In the event of insolvency proceedings over a party’s assets, we are entitled – without prejudice to other rights – to demand immediate payment or withdraw from the contract for outstanding claims.

 

§ 16 Final Provisions, Applicable Law, Jurisdiction

(1) German law applies, excluding the UN Convention on Contracts for the International Sale of Goods.

(2) If the Client is a merchant, legal entity under public law, or public special fund, the exclusive jurisdiction for all disputes is our registered office; we are also entitled to sue at the Client’s location.

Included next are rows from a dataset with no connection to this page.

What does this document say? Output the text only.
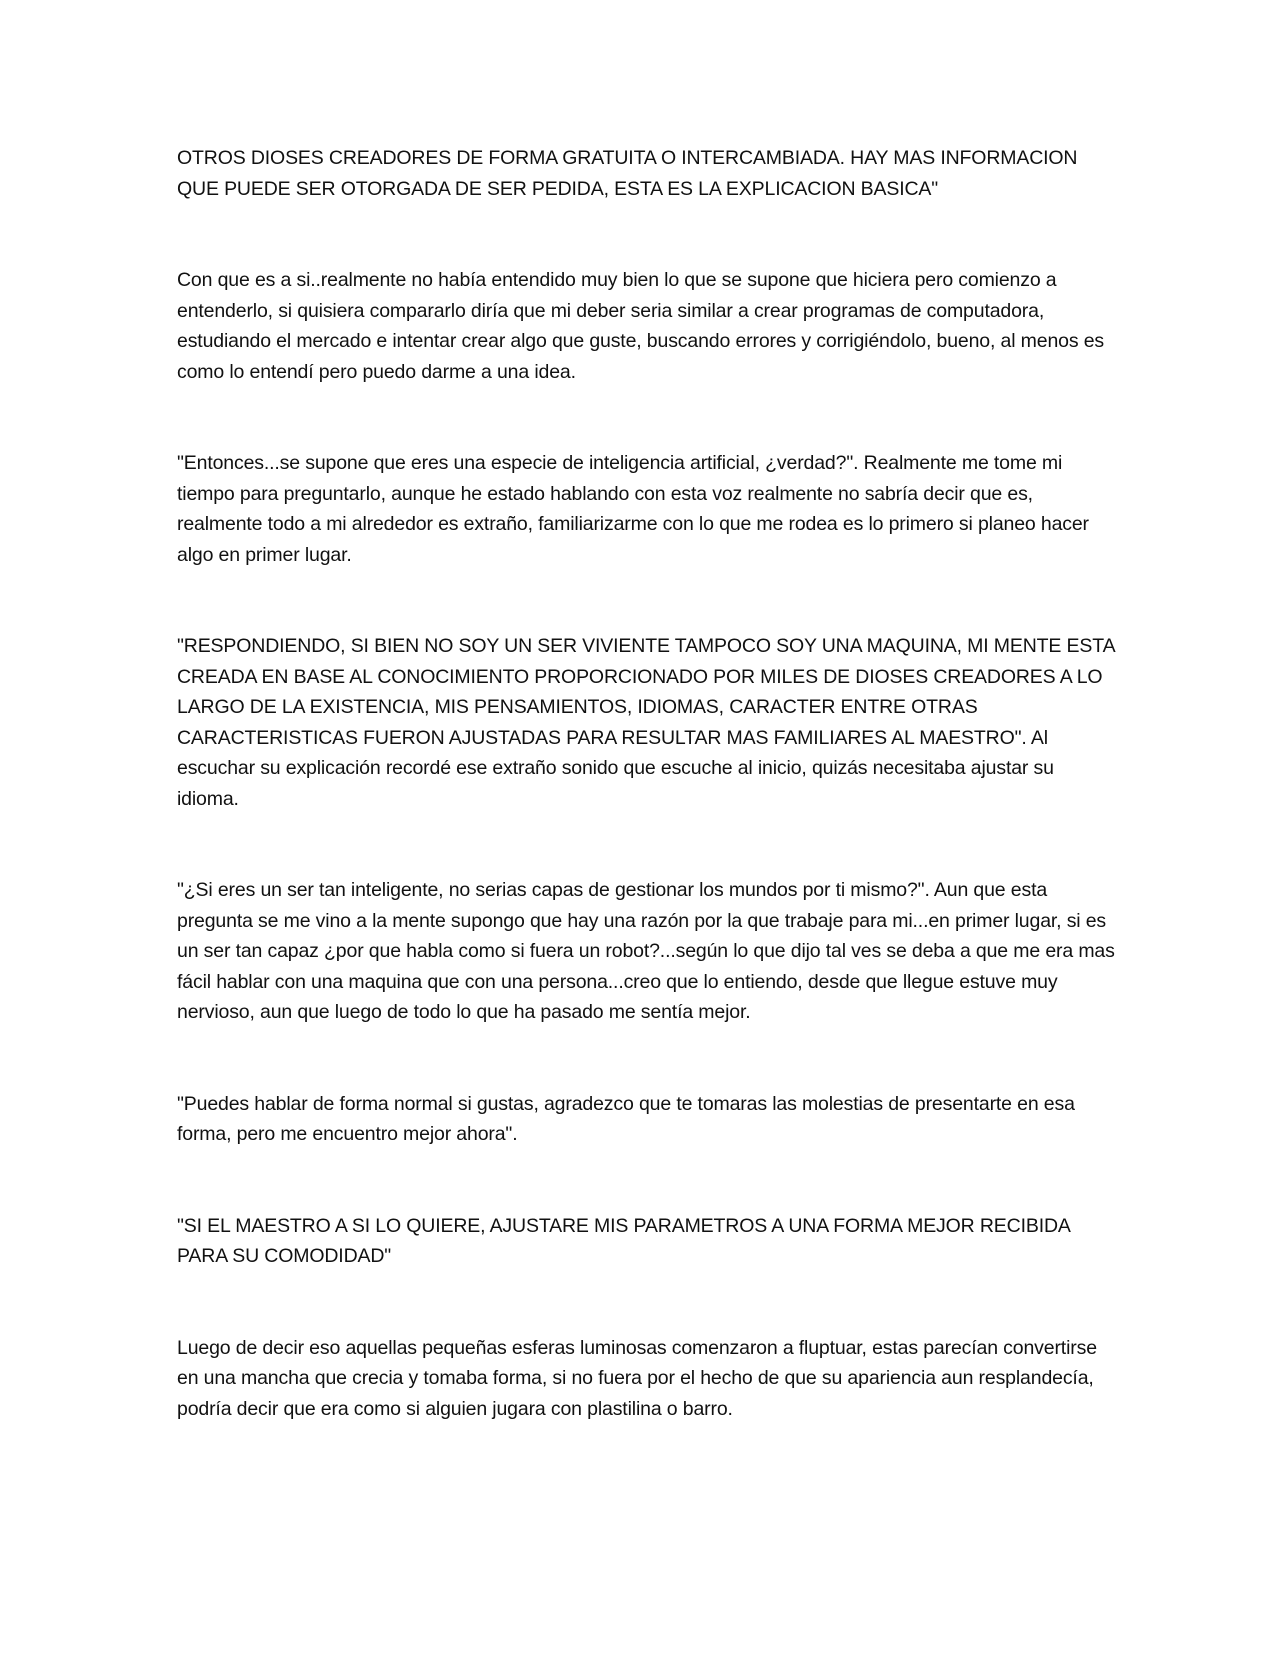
OTROS DIOSES CREADORES DE FORMA GRATUITA O INTERCAMBIADA. HAY MAS INFORMACION QUE PUEDE SER OTORGADA DE SER PEDIDA, ESTA ES LA EXPLICACION BASICA"

Con que es a si..realmente no había entendido muy bien lo que se supone que hiciera pero comienzo a entenderlo, si quisiera compararlo diría que mi deber seria similar a crear programas de computadora, estudiando el mercado e intentar crear algo que guste, buscando errores y corrigiéndolo, bueno, al menos es como lo entendí pero puedo darme a una idea.

"Entonces...se supone que eres una especie de inteligencia artificial, ¿verdad?". Realmente me tome mi tiempo para preguntarlo, aunque he estado hablando con esta voz realmente no sabría decir que es, realmente todo a mi alrededor es extraño, familiarizarme con lo que me rodea es lo primero si planeo hacer algo en primer lugar.

"RESPONDIENDO, SI BIEN NO SOY UN SER VIVIENTE TAMPOCO SOY UNA MAQUINA, MI MENTE ESTA CREADA EN BASE AL CONOCIMIENTO PROPORCIONADO POR MILES DE DIOSES CREADORES A LO LARGO DE LA EXISTENCIA, MIS PENSAMIENTOS, IDIOMAS, CARACTER ENTRE OTRAS CARACTERISTICAS FUERON AJUSTADAS PARA RESULTAR MAS FAMILIARES AL MAESTRO". Al escuchar su explicación recordé ese extraño sonido que escuche al inicio, quizás necesitaba ajustar su idioma.

"¿Si eres un ser tan inteligente, no serias capas de gestionar los mundos por ti mismo?". Aun que esta pregunta se me vino a la mente supongo que hay una razón por la que trabaje para mi...en primer lugar, si es un ser tan capaz ¿por que habla como si fuera un robot?...según lo que dijo tal ves se deba a que me era mas fácil hablar con una maquina que con una persona...creo que lo entiendo, desde que llegue estuve muy nervioso, aun que luego de todo lo que ha pasado me sentía mejor.

"Puedes hablar de forma normal si gustas, agradezco que te tomaras las molestias de presentarte en esa forma, pero me encuentro mejor ahora".

"SI EL MAESTRO A SI LO QUIERE, AJUSTARE MIS PARAMETROS A UNA FORMA MEJOR RECIBIDA PARA SU COMODIDAD"

Luego de decir eso aquellas pequeñas esferas luminosas comenzaron a fluptuar, estas parecían convertirse en una mancha que crecia y tomaba forma, si no fuera por el hecho de que su apariencia aun resplandecía, podría decir que era como si alguien jugara con plastilina o barro.
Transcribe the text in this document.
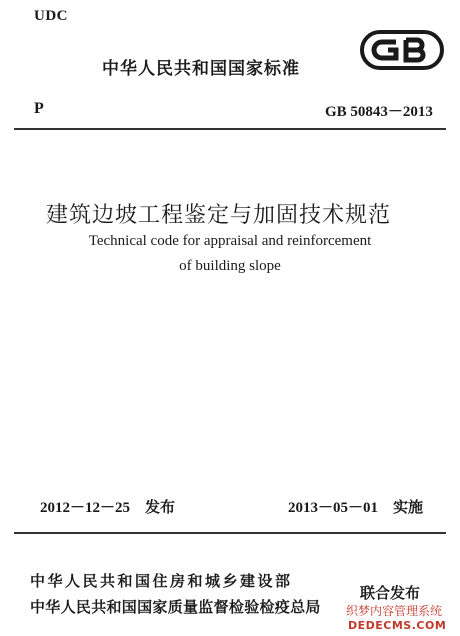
UDC
中华人民共和国国家标准
P	GB 50843－2013
建筑边坡工程鉴定与加固技术规范
Technical code for appraisal and reinforcement
of building slope
2012－12－25　发布	2013－05－01　实施
中华人民共和国住房和城乡建设部
中华人民共和国国家质量监督检验检疫总局
联合发布
织梦内容管理系统
DEDECMS.COM
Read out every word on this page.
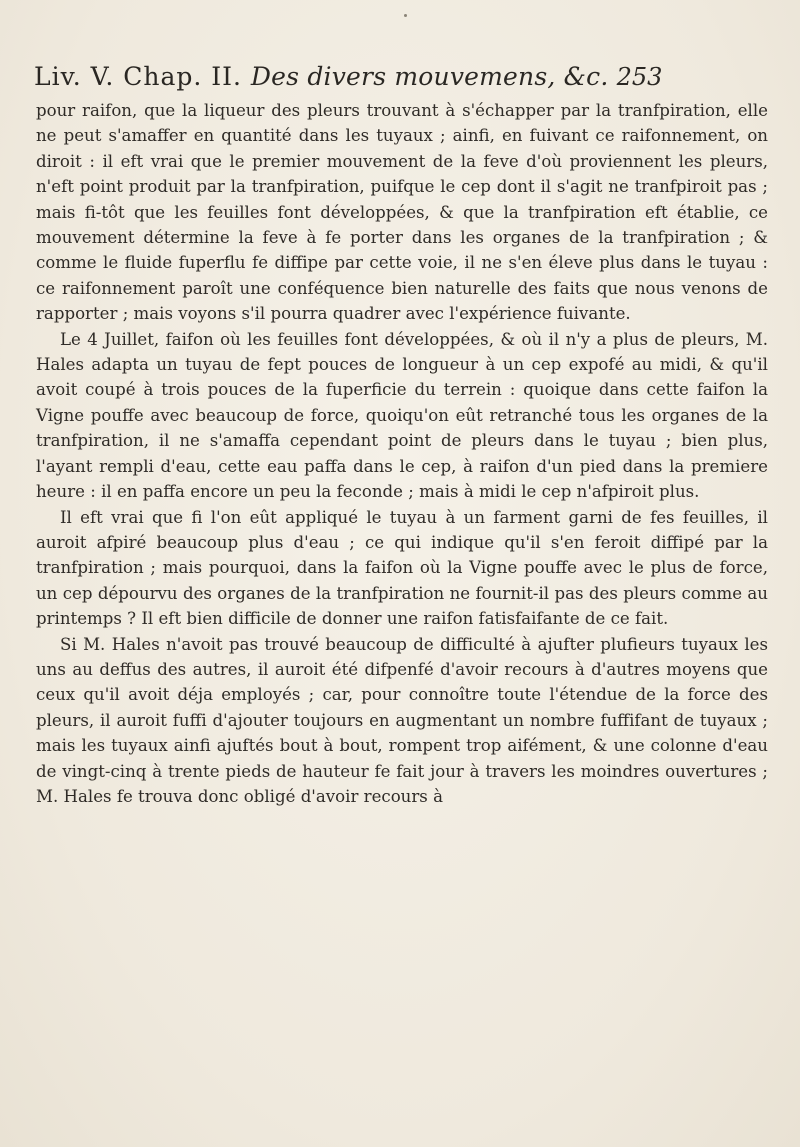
Liv. V. Chap. II. Des divers mouvemens, &c. 253

pour raifon, que la liqueur des pleurs trouvant à s'échapper par la tranfpiration, elle ne peut s'amaffer en quantité dans les tuyaux ; ainfi, en fuivant ce raifonnement, on diroit : il eft vrai que le premier mouvement de la feve d'où proviennent les pleurs, n'eft point produit par la tranfpiration, puifque le cep dont il s'agit ne tranfpiroit pas ; mais fi-tôt que les feuilles font développées, & que la tranfpiration eft établie, ce mouvement détermine la feve à fe porter dans les organes de la tranfpiration ; & comme le fluide fuperflu fe diffipe par cette voie, il ne s'en éleve plus dans le tuyau : ce raifonnement paroît une conféquence bien naturelle des faits que nous venons de rapporter ; mais voyons s'il pourra quadrer avec l'expérience fuivante.

Le 4 Juillet, faifon où les feuilles font développées, & où il n'y a plus de pleurs, M. Hales adapta un tuyau de fept pouces de longueur à un cep expofé au midi, & qu'il avoit coupé à trois pouces de la fuperficie du terrein : quoique dans cette faifon la Vigne pouffe avec beaucoup de force, quoiqu'on eût retranché tous les organes de la tranfpiration, il ne s'amaffa cependant point de pleurs dans le tuyau ; bien plus, l'ayant rempli d'eau, cette eau paffa dans le cep, à raifon d'un pied dans la premiere heure : il en paffa encore un peu la feconde ; mais à midi le cep n'afpiroit plus.

Il eft vrai que fi l'on eût appliqué le tuyau à un farment garni de fes feuilles, il auroit afpiré beaucoup plus d'eau ; ce qui indique qu'il s'en feroit diffipé par la tranfpiration ; mais pourquoi, dans la faifon où la Vigne pouffe avec le plus de force, un cep dépourvu des organes de la tranfpiration ne fournit-il pas des pleurs comme au printemps ? Il eft bien difficile de donner une raifon fatisfaifante de ce fait.

Si M. Hales n'avoit pas trouvé beaucoup de difficulté à ajufter plufieurs tuyaux les uns au deffus des autres, il auroit été difpenfé d'avoir recours à d'autres moyens que ceux qu'il avoit déja employés ; car, pour connoître toute l'étendue de la force des pleurs, il auroit fuffi d'ajouter toujours en augmentant un nombre fuffifant de tuyaux ; mais les tuyaux ainfi ajuftés bout à bout, rompent trop aifément, & une colonne d'eau de vingt-cinq à trente pieds de hauteur fe fait jour à travers les moindres ouvertures ; M. Hales fe trouva donc obligé d'avoir recours à
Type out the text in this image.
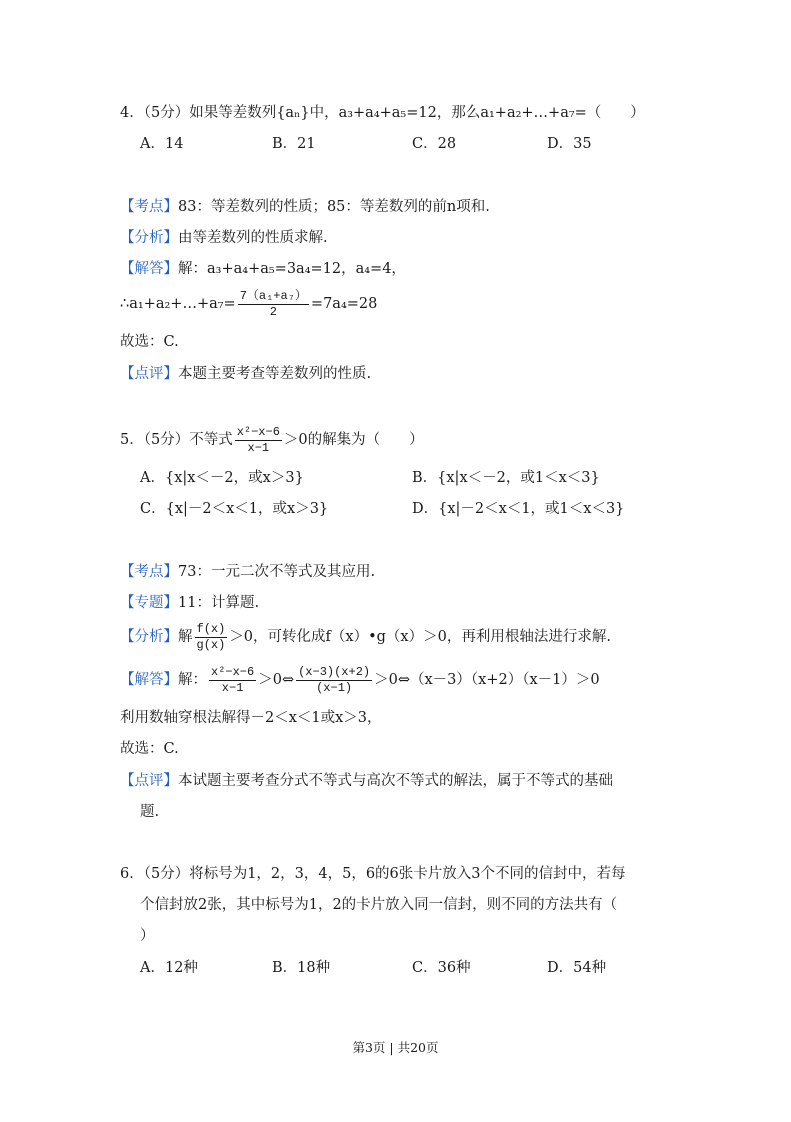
4．（5分）如果等差数列{aₙ}中，a₃+a₄+a₅=12，那么a₁+a₂+…+a₇=（　　）
A．14	B．21	C．28	D．35
【考点】83：等差数列的性质；85：等差数列的前n项和.
【分析】由等差数列的性质求解.
【解答】解：a₃+a₄+a₅=3a₄=12，a₄=4，
∴a₁+a₂+…+a₇= $\frac{\text{7（a₁+a₇）}}{2} =7a_4=28$
故选：C.
【点评】本题主要考查等差数列的性质.
5．（5分）不等式 $\frac{\text{x²−x−6}}{x-1} >0$的解集为（　　）
A．{x|x＜－2，或x＞3}	B．{x|x＜－2，或1＜x＜3}
C．{x|－2＜x＜1，或x＞3}	D．{x|－2＜x＜1，或1＜x＜3}
【考点】73：一元二次不等式及其应用.
【专题】11：计算题.
【分析】解 $\frac{f(x)}{g(x)} >0$，可转化成f（x）•g（x）＞0，再利用根轴法进行求解.
【解答】解： $\frac{\text{x²−x−6}}{x-1}$ ＞0⇔ $\frac{(x-3)(x+2)}{(x-1)}$ ＞0⇔（x－3）（x+2）（x－1）＞0
利用数轴穿根法解得－2＜x＜1或x＞3，
故选：C.
【点评】本试题主要考查分式不等式与高次不等式的解法，属于不等式的基础
题.
6．（5分）将标号为1，2，3，4，5，6的6张卡片放入3个不同的信封中，若每
个信封放2张，其中标号为1，2的卡片放入同一信封，则不同的方法共有（
）
A．12种	B．18种	C．36种	D．54种
第3页 | 共20页
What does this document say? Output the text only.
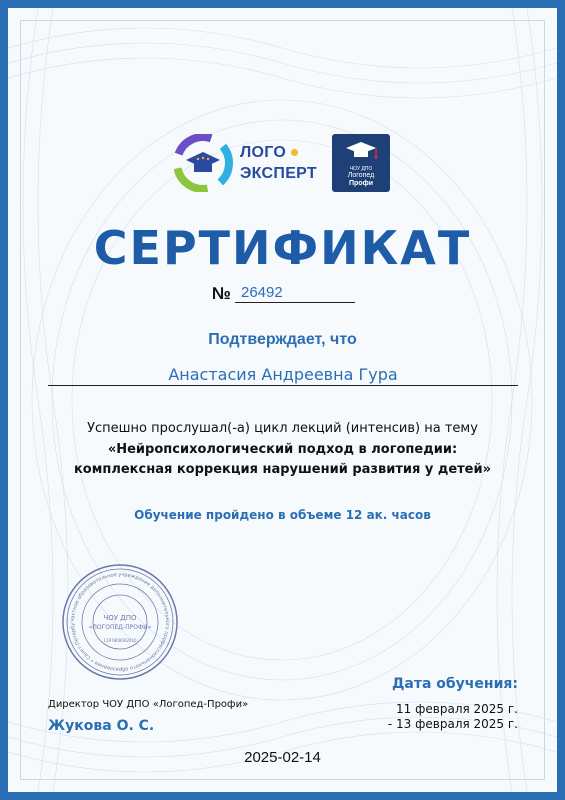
ЛОГО
ЭКСПЕРТ	ЧОУ ДПО
Логопед
Профи
СЕРТИФИКАТ
№ 26492
Подтверждает, что
Анастасия Андреевна Гура
Успешно прослушал(-а) цикл лекций (интенсив) на тему
«Нейропсихологический подход в логопедии:
комплексная коррекция нарушений развития у детей»
Обучение пройдено в объеме 12 ак. часов
Частное образовательное учреждение дополнительного профессионального образования • Санкт-Петербу
ЧОУ ДПО
«ЛОГОПЕД-ПРОФИ»
1197800002610
Дата обучения:
11 февраля 2025 г.
- 13 февраля 2025 г.
Директор ЧОУ ДПО «Логопед-Профи»
Жукова О. С.
2025-02-14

(3) Should any provisions of these GTC be invalid, the validity of the remaining provisions shall remain unaffected; the parties agree to replace invalid provisions with legally permissible provisions that come closest to the economic purpose.

 

§ 17 Export Control and Sanctions

(1) The Client undertakes not to export, reuse, or resell the delivered goods, services, or technical data, directly or indirectly, to countries subject to international sanctions, embargoes, or export controls, without obtaining the necessary permits.

(2) The Client ensures that the purpose of paragraph 1 is not circumvented by third parties, including resellers, and establishes appropriate monitoring mechanisms.

(3) Violation of paragraph 1 or 2 constitutes a material breach. PACE-Tec GmbH may:
a. terminate the contract,
b. claim a contractual penalty of up to 50% of the order value or the value of delivered goods, whichever is higher.

(4) The Client informs PACE-Tec GmbH immediately about possible third-party violations and provides all relevant information within two weeks upon request.

(5) These provisions are without prejudice to other statutory rights of PACE-Tec GmbH, including claims for damages.